Even so, Sims cautioned that the strategy is poorly suited to more fine-scale expression analyses, such as efforts to assess transcript splicing analyses or the expression of specific gene isoforms.
The researchers are continuing to make improvements to the method with an eye to bumping up the sensitivity and scalability. They have already applied the approach to several screens requiring roughly eight to 16 96-well plates apiece, and are working towards PLATE-Seq experiments that can handle 384-well plates.
"The number of samples per run could increase a lot once we have that working," Sims said. "Most of our drug studies are done in that format, so that would make things easier."
The PLATE-Seq approach is expected to have applications for a wide variety of research applications — from drug screens to more basic biological studies.
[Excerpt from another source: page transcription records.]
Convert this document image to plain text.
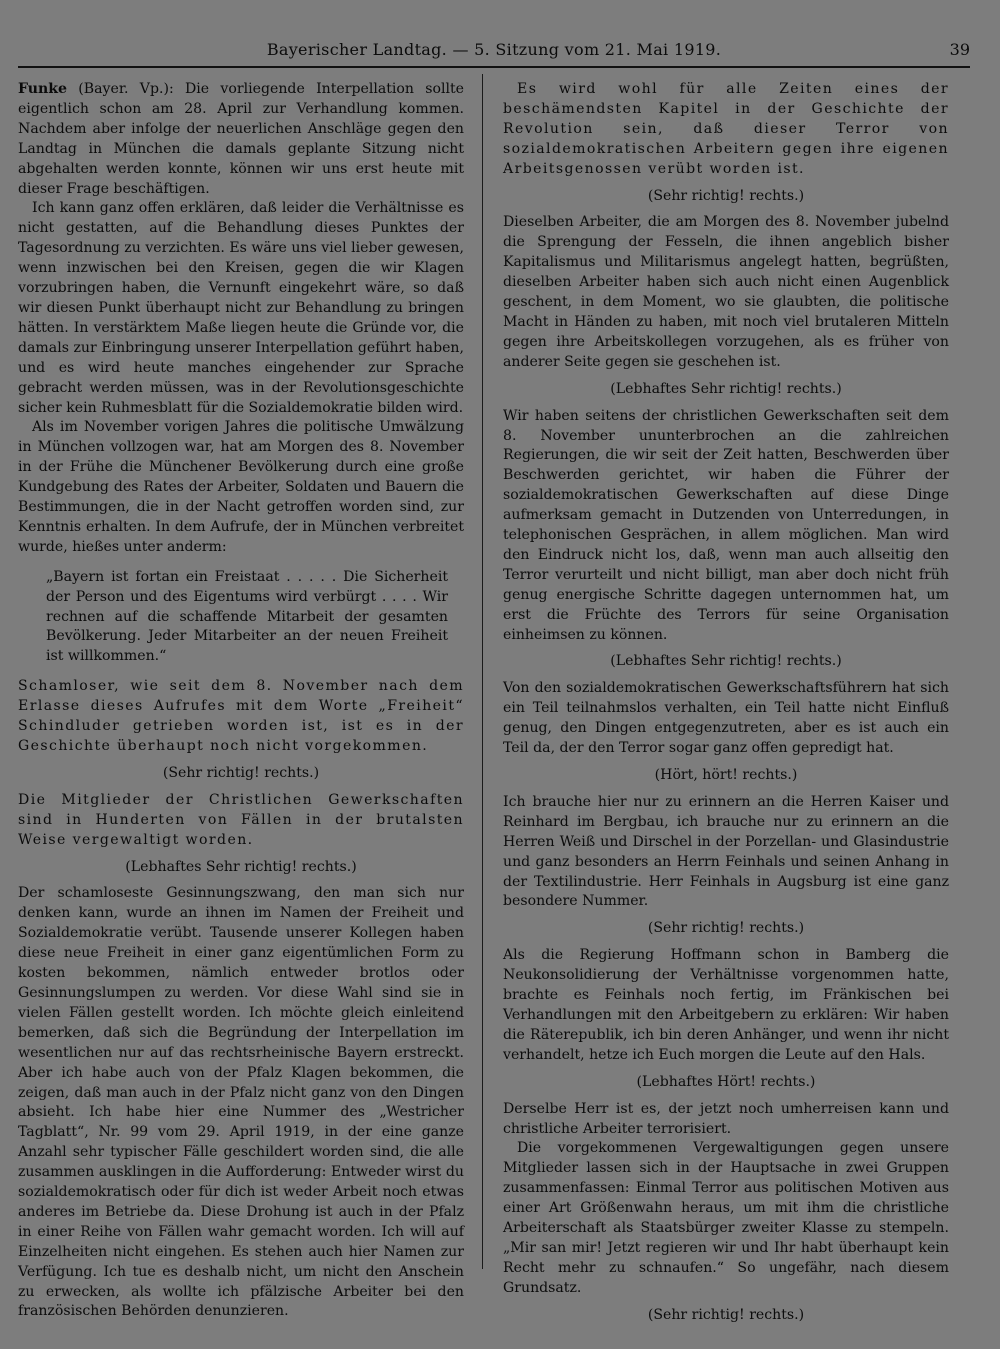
Bayerischer Landtag. — 5. Sitzung vom 21. Mai 1919.	39

Funke (Bayer. Vp.): Die vorliegende Interpellation sollte eigentlich schon am 28. April zur Verhandlung kommen. Nachdem aber infolge der neuerlichen Anschläge gegen den Landtag in München die damals geplante Sitzung nicht abgehalten werden konnte, können wir uns erst heute mit dieser Frage beschäftigen.

Ich kann ganz offen erklären, daß leider die Verhältnisse es nicht gestatten, auf die Behandlung dieses Punktes der Tagesordnung zu verzichten. Es wäre uns viel lieber gewesen, wenn inzwischen bei den Kreisen, gegen die wir Klagen vorzubringen haben, die Vernunft eingekehrt wäre, so daß wir diesen Punkt überhaupt nicht zur Behandlung zu bringen hätten. In verstärktem Maße liegen heute die Gründe vor, die damals zur Einbringung unserer Interpellation geführt haben, und es wird heute manches eingehender zur Sprache gebracht werden müssen, was in der Revolutionsgeschichte sicher kein Ruhmesblatt für die Sozialdemokratie bilden wird.

Als im November vorigen Jahres die politische Umwälzung in München vollzogen war, hat am Morgen des 8. November in der Frühe die Münchener Bevölkerung durch eine große Kundgebung des Rates der Arbeiter, Soldaten und Bauern die Bestimmungen, die in der Nacht getroffen worden sind, zur Kenntnis erhalten. In dem Aufrufe, der in München verbreitet wurde, hießes unter anderm:

„Bayern ist fortan ein Freistaat . . . . . Die Sicherheit der Person und des Eigentums wird verbürgt . . . . Wir rechnen auf die schaffende Mitarbeit der gesamten Bevölkerung. Jeder Mitarbeiter an der neuen Freiheit ist willkommen.“

Schamloser, wie seit dem 8. November nach dem Erlasse dieses Aufrufes mit dem Worte „Freiheit“ Schindluder getrieben worden ist, ist es in der Geschichte überhaupt noch nicht vorgekommen.

(Sehr richtig! rechts.)

Die Mitglieder der Christlichen Gewerkschaften sind in Hunderten von Fällen in der brutalsten Weise vergewaltigt worden.

(Lebhaftes Sehr richtig! rechts.)

Der schamloseste Gesinnungszwang, den man sich nur denken kann, wurde an ihnen im Namen der Freiheit und Sozialdemokratie verübt. Tausende unserer Kollegen haben diese neue Freiheit in einer ganz eigentümlichen Form zu kosten bekommen, nämlich entweder brotlos oder Gesinnungslumpen zu werden. Vor diese Wahl sind sie in vielen Fällen gestellt worden. Ich möchte gleich einleitend bemerken, daß sich die Begründung der Interpellation im wesentlichen nur auf das rechtsrheinische Bayern erstreckt. Aber ich habe auch von der Pfalz Klagen bekommen, die zeigen, daß man auch in der Pfalz nicht ganz von den Dingen absieht. Ich habe hier eine Nummer des „Westricher Tagblatt“, Nr. 99 vom 29. April 1919, in der eine ganze Anzahl sehr typischer Fälle geschildert worden sind, die alle zusammen ausklingen in die Aufforderung: Entweder wirst du sozialdemokratisch oder für dich ist weder Arbeit noch etwas anderes im Betriebe da. Diese Drohung ist auch in der Pfalz in einer Reihe von Fällen wahr gemacht worden. Ich will auf Einzelheiten nicht eingehen. Es stehen auch hier Namen zur Verfügung. Ich tue es deshalb nicht, um nicht den Anschein zu erwecken, als wollte ich pfälzische Arbeiter bei den französischen Behörden denunzieren.

Es wird wohl für alle Zeiten eines der beschämendsten Kapitel in der Geschichte der Revolution sein, daß dieser Terror von sozialdemokratischen Arbeitern gegen ihre eigenen Arbeitsgenossen verübt worden ist.

(Sehr richtig! rechts.)

Dieselben Arbeiter, die am Morgen des 8. November jubelnd die Sprengung der Fesseln, die ihnen angeblich bisher Kapitalismus und Militarismus angelegt hatten, begrüßten, dieselben Arbeiter haben sich auch nicht einen Augenblick geschent, in dem Moment, wo sie glaubten, die politische Macht in Händen zu haben, mit noch viel brutaleren Mitteln gegen ihre Arbeitskollegen vorzugehen, als es früher von anderer Seite gegen sie geschehen ist.

(Lebhaftes Sehr richtig! rechts.)

Wir haben seitens der christlichen Gewerkschaften seit dem 8. November ununterbrochen an die zahlreichen Regierungen, die wir seit der Zeit hatten, Beschwerden über Beschwerden gerichtet, wir haben die Führer der sozialdemokratischen Gewerkschaften auf diese Dinge aufmerksam gemacht in Dutzenden von Unterredungen, in telephonischen Gesprächen, in allem möglichen. Man wird den Eindruck nicht los, daß, wenn man auch allseitig den Terror verurteilt und nicht billigt, man aber doch nicht früh genug energische Schritte dagegen unternommen hat, um erst die Früchte des Terrors für seine Organisation einheimsen zu können.

(Lebhaftes Sehr richtig! rechts.)

Von den sozialdemokratischen Gewerkschaftsführern hat sich ein Teil teilnahmslos verhalten, ein Teil hatte nicht Einfluß genug, den Dingen entgegenzutreten, aber es ist auch ein Teil da, der den Terror sogar ganz offen gepredigt hat.

(Hört, hört! rechts.)

Ich brauche hier nur zu erinnern an die Herren Kaiser und Reinhard im Bergbau, ich brauche nur zu erinnern an die Herren Weiß und Dirschel in der Porzellan- und Glasindustrie und ganz besonders an Herrn Feinhals und seinen Anhang in der Textilindustrie. Herr Feinhals in Augsburg ist eine ganz besondere Nummer.

(Sehr richtig! rechts.)

Als die Regierung Hoffmann schon in Bamberg die Neukonsolidierung der Verhältnisse vorgenommen hatte, brachte es Feinhals noch fertig, im Fränkischen bei Verhandlungen mit den Arbeitgebern zu erklären: Wir haben die Räterepublik, ich bin deren Anhänger, und wenn ihr nicht verhandelt, hetze ich Euch morgen die Leute auf den Hals.

(Lebhaftes Hört! rechts.)

Derselbe Herr ist es, der jetzt noch umherreisen kann und christliche Arbeiter terrorisiert.

Die vorgekommenen Vergewaltigungen gegen unsere Mitglieder lassen sich in der Hauptsache in zwei Gruppen zusammenfassen: Einmal Terror aus politischen Motiven aus einer Art Größenwahn heraus, um mit ihm die christliche Arbeiterschaft als Staatsbürger zweiter Klasse zu stempeln. „Mir san mir! Jetzt regieren wir und Ihr habt überhaupt kein Recht mehr zu schnaufen.“ So ungefähr, nach diesem Grundsatz.

(Sehr richtig! rechts.)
And Sims noted that they have already taken a crack at using it for tissue heterogeneity studies, as well, using it to compare expression in multiple core biopsies taken across different parts of the same tissue specimen "to get a spatial map of the tissue in expression space for pretty cheap."
"We're detecting north of 10,000 genes per sample," he said, "and that's a lot of information."
Columbia University Genome Center's high-throughput screening facility currently offers PLATE-Seq, in combination with screening, as a service for other researchers. And DarwinHealth, a firm co-founded by Califano, currently has a PLATE-Seq service contract with Columbia to generate data informing the company's RNA-based precision medicine approach.
In an email message, Califano noted that the company is establishing drug perturbation databases for matching patients to specific therapeutic agents using PLATE-Seq, for example. DarwinHealth Chief Scientific Officer Mariano Alvarez co-authored this week's Nature Communications paper with Sims and Califano.